Where does Legg Mason have an international funds presence outside of the parent company’s US Baltimore headquarters?
Jaspal Sagger: We have fund ranges in Europe – in the UK and in Dublin – and also in Singapore, Australia and Japan. We want to build scale and to provide one-stop access to our distributors, which has involved realigning some of our legacy businesses.
For example, when we acquired Martin Currie recently, it came with a UK and Luxembourg fund range. In March this year, we completed a transition from Luxembourg to Dublin to our flagship Global Funds umbrella.
How is Legg Mason positioned following the UK’s decision on Brexit?
Justin Eede: We were reasonably well prepared for whichever way the Brexit vote went. We have what we describe as parallel distribution and product strategies. There is a UK fund range, designed primarily for distributors in the UK, and then the Dublin fund families that have been registered for sale across many jurisdictions in Europe.
We have been tweaking the UK fund range recently to make it more relevant to the UK advisory market. A recent example of that is the launch of the Legg Mason Rare Global Infrastructure Income Fund, which took place on 1 July.
JS: I believe ours was the first fund launch in the UK post-Brexit.
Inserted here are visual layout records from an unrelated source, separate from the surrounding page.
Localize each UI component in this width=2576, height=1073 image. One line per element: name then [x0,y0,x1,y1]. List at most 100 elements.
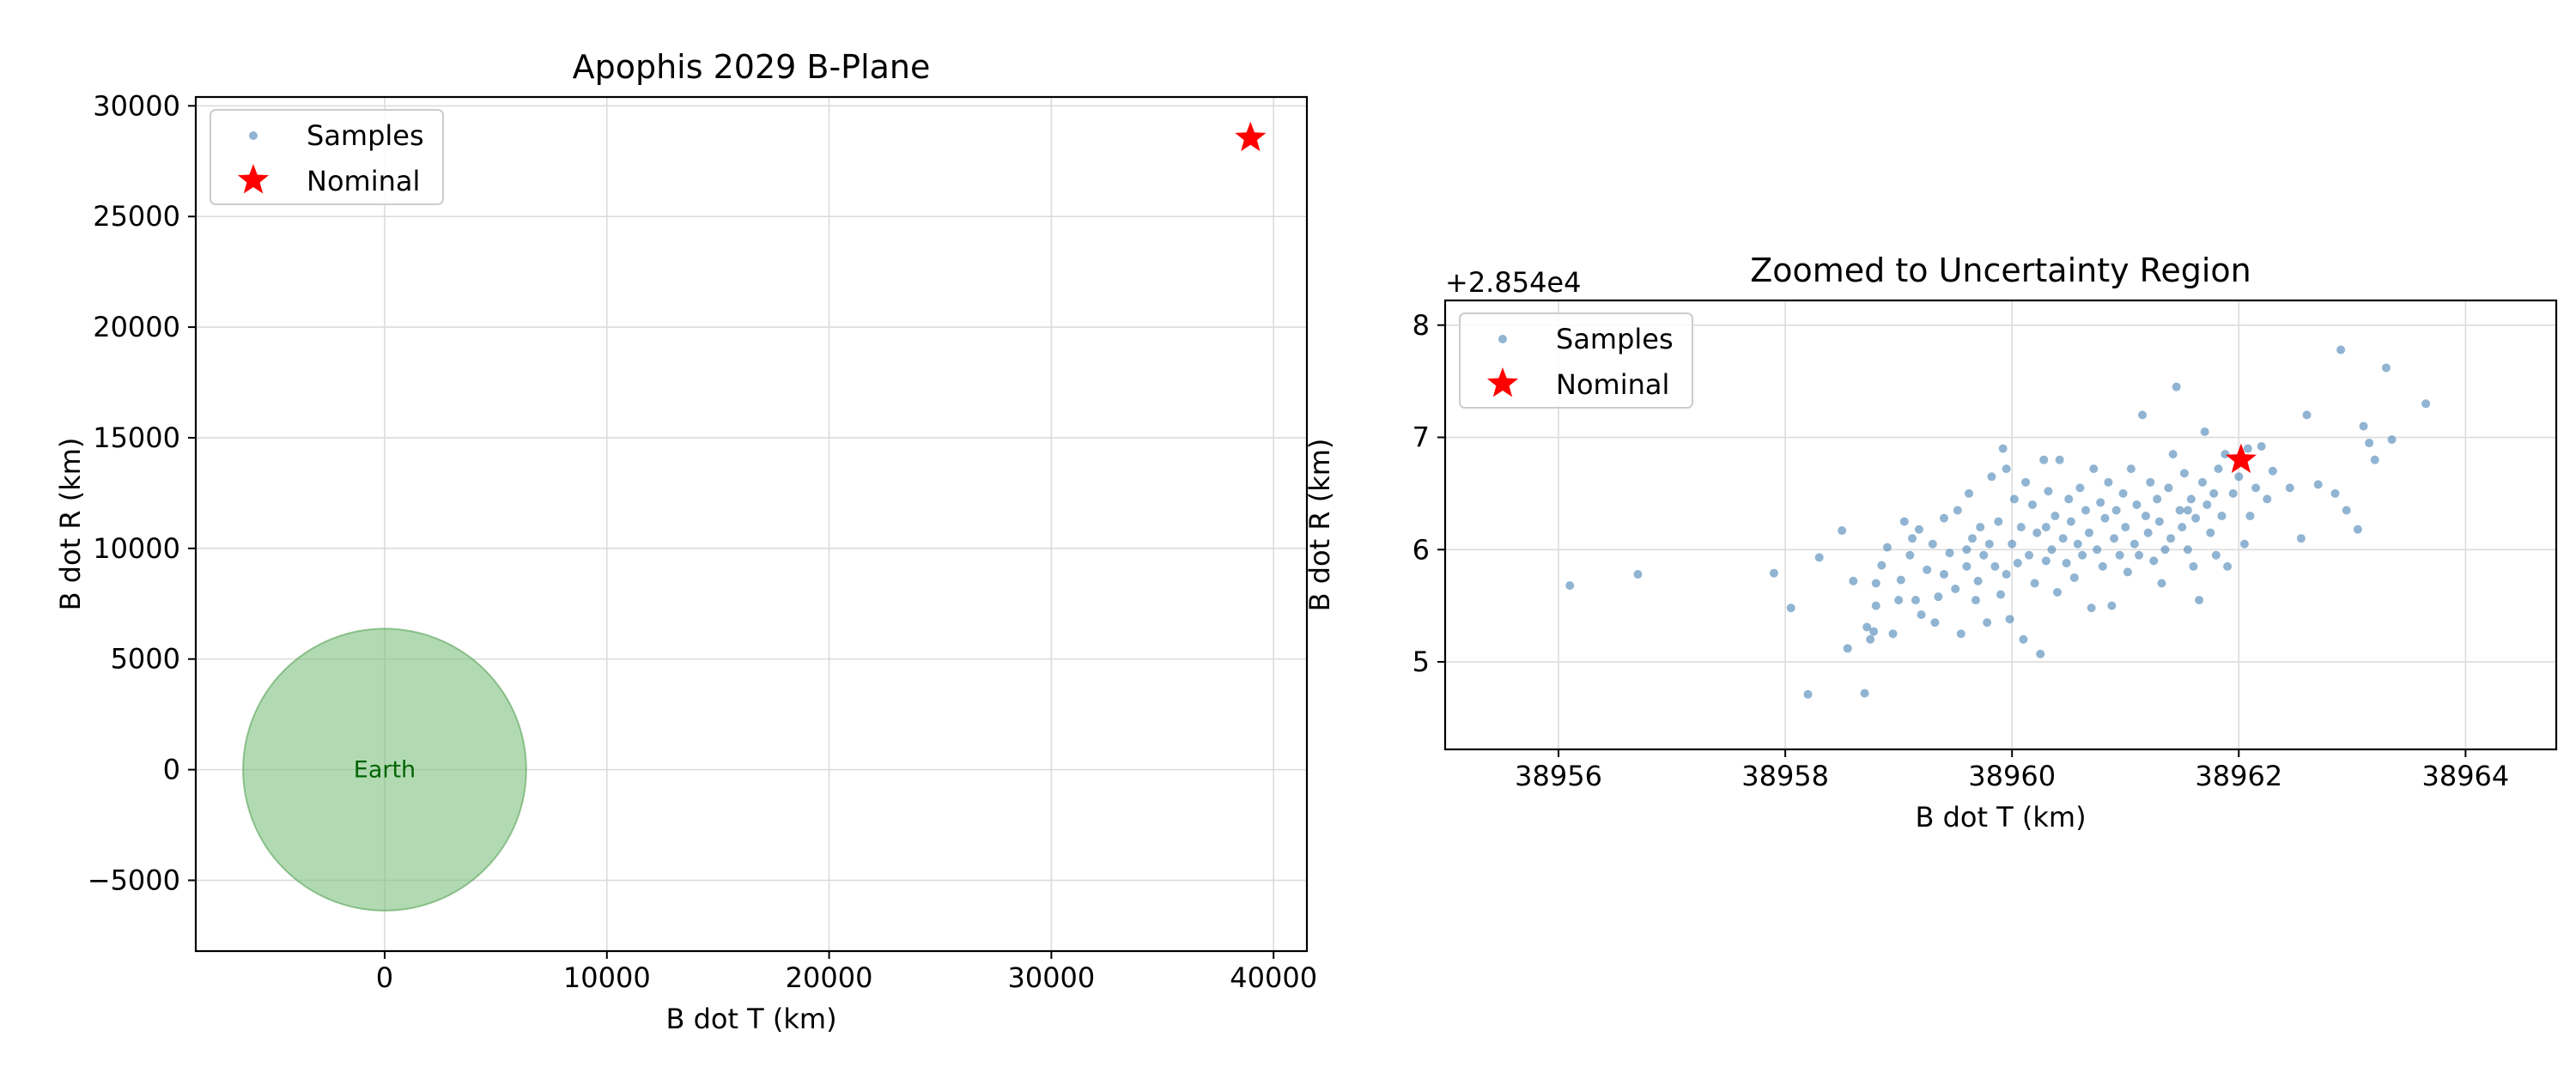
x-tick-label: 20000 [786,961,873,994]
sample-point [1971,596,1980,605]
sample-point [2365,439,2374,448]
plot-area [1565,345,2431,699]
sample-point [2089,464,2099,474]
y-tick-label: 25000 [93,200,180,233]
y-tick-label: 8 [1413,309,1430,342]
legend-nominal-label: Nominal [1556,368,1669,401]
y-axis-label: B dot R (km) [54,438,87,611]
x-tick-label: 38964 [2421,760,2509,792]
sample-point [2009,494,2019,504]
sample-point [2239,539,2249,549]
sample-point [1994,517,2003,526]
y-offset-label: +2.854e4 [1445,266,1581,299]
y-tick-label: −5000 [88,864,180,897]
sample-point [2121,523,2130,532]
sample-point [2135,550,2144,560]
sample-point [2223,561,2233,571]
sample-point [2245,512,2255,521]
x-tick-label: 0 [376,961,393,994]
sample-point [1633,570,1643,579]
sample-point [1914,524,1923,534]
sample-point [1869,627,1879,636]
y-tick-label: 10000 [93,532,180,565]
sample-point [2302,410,2312,420]
sample-point [2058,534,2068,543]
legend-box [1459,312,1693,409]
sample-point [2211,550,2221,560]
sample-point [2164,483,2173,493]
legend-box [210,109,444,205]
sample-point [2160,545,2170,555]
sample-point [2157,579,2166,588]
sample-point [2268,466,2277,476]
sample-point [2115,550,2124,560]
sample-point [1911,596,1920,605]
sample-point [1843,644,1852,653]
sample-point [2126,464,2136,474]
sample-point [2036,649,2045,658]
axes-frame [1443,299,2558,751]
sample-point [2285,483,2294,493]
sample-point [2202,500,2212,509]
sample-point [1934,592,1943,602]
sample-point [2047,545,2057,555]
sample-point [1803,689,1813,699]
sample-point [2206,528,2215,537]
sample-point [2387,435,2397,445]
sample-point [1979,550,1989,560]
earth-label: Earth [354,757,416,784]
sample-point [2421,399,2431,409]
sample-point [2050,512,2060,521]
sample-point [2016,523,2026,532]
sample-point [2104,477,2113,487]
sample-point [1976,523,1985,532]
y-axis-label: B dot R (km) [1303,439,1336,612]
sample-point [1814,553,1824,562]
x-tick-label: 38962 [2195,760,2282,792]
sample-point [2044,487,2053,496]
sample-point [2019,634,2028,644]
zoomed-chart: 38956 38958 38960 38962 38964 5 6 7 8 +2.854e4 Zoo… [1303,252,2558,834]
legend-nominal-marker [237,164,270,194]
x-tick-label: 40000 [1230,961,1317,994]
sample-point [2209,488,2219,498]
legend: Samples Nominal [210,109,444,205]
nominal-star-marker [2225,443,2257,474]
sample-point [1866,634,1875,644]
sample-point [1905,550,1915,560]
sample-point [2234,472,2244,482]
x-tick-label: 30000 [1007,961,1095,994]
sample-point [2200,427,2209,436]
sample-point [2353,524,2362,534]
sample-point [2183,506,2192,515]
x-tick-label: 38956 [1515,760,1602,792]
sample-point [2093,545,2102,555]
legend-samples-marker [1498,335,1507,343]
sample-point [2154,517,2164,526]
sample-point [1838,526,1847,536]
sample-point [2179,469,2189,478]
sample-point [1996,590,2005,599]
sample-point [1769,568,1778,578]
sample-point [2111,506,2121,515]
x-axis-label: B dot T (km) [665,1003,836,1035]
sample-point [1928,539,1937,549]
y-tick-label: 7 [1413,421,1430,454]
sample-point [2081,506,2091,515]
sample-point [1967,534,1977,543]
sample-point [2153,494,2162,504]
y-tick-label: 30000 [93,89,180,122]
sample-point [2008,539,2017,549]
sample-point [2178,523,2187,532]
sample-point [2146,477,2155,487]
sample-point [2032,528,2042,537]
sample-point [2078,550,2087,560]
sample-point [2142,512,2151,521]
sample-point [2166,534,2176,543]
sample-point [2066,517,2075,526]
sample-point [2002,464,2011,474]
sample-point [2073,539,2082,549]
sample-point [2064,494,2074,504]
sample-point [1877,561,1886,570]
y-tick-label: 6 [1413,533,1430,566]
Of course, we needed to make sure the markets were behaving themselves, which they did.
Brexit was a disruptive factor to some degree but that didn’t put us off because, ultimately, we know our UK clients are still going to want wealth management products.
The fund invests for income. Given that it is related to infrastructure investments, something we think is going to become more diversified and global in nature, it is an area of the market clients are interested in.
Last year, we acquired a business called Rare, which we wanted to bring to the marketplace. It is a Sydney-based, listed equity infrastructure, with a 40% market share in Australia, and a great addition to our family. We have also inherited the two mutual funds it has on its Rare Dublin umbrella.
There is no point overreacting to Brexit because nobody can predict what the relationship will be with Europe, and whether or not it will be similar to the Swiss or Norway models.
We need to be conscious of what the options are and how we are positioned today relative to what we think might happen. We are having Brexit meetings, which are related to the limited amount of information we know at present, but we are not going to go overboard about setting up new companies and businesses until we know what the relationship will be.
Is there an element of kicking certain plans into touch?
JS: Our global product strategy is something we are consistent about in terms of where we see the trends in the marketplace and what clients are looking for, and continues to evolve with clients’ needs. How we get that product to market could change but we are not clear yet as to where that may end up.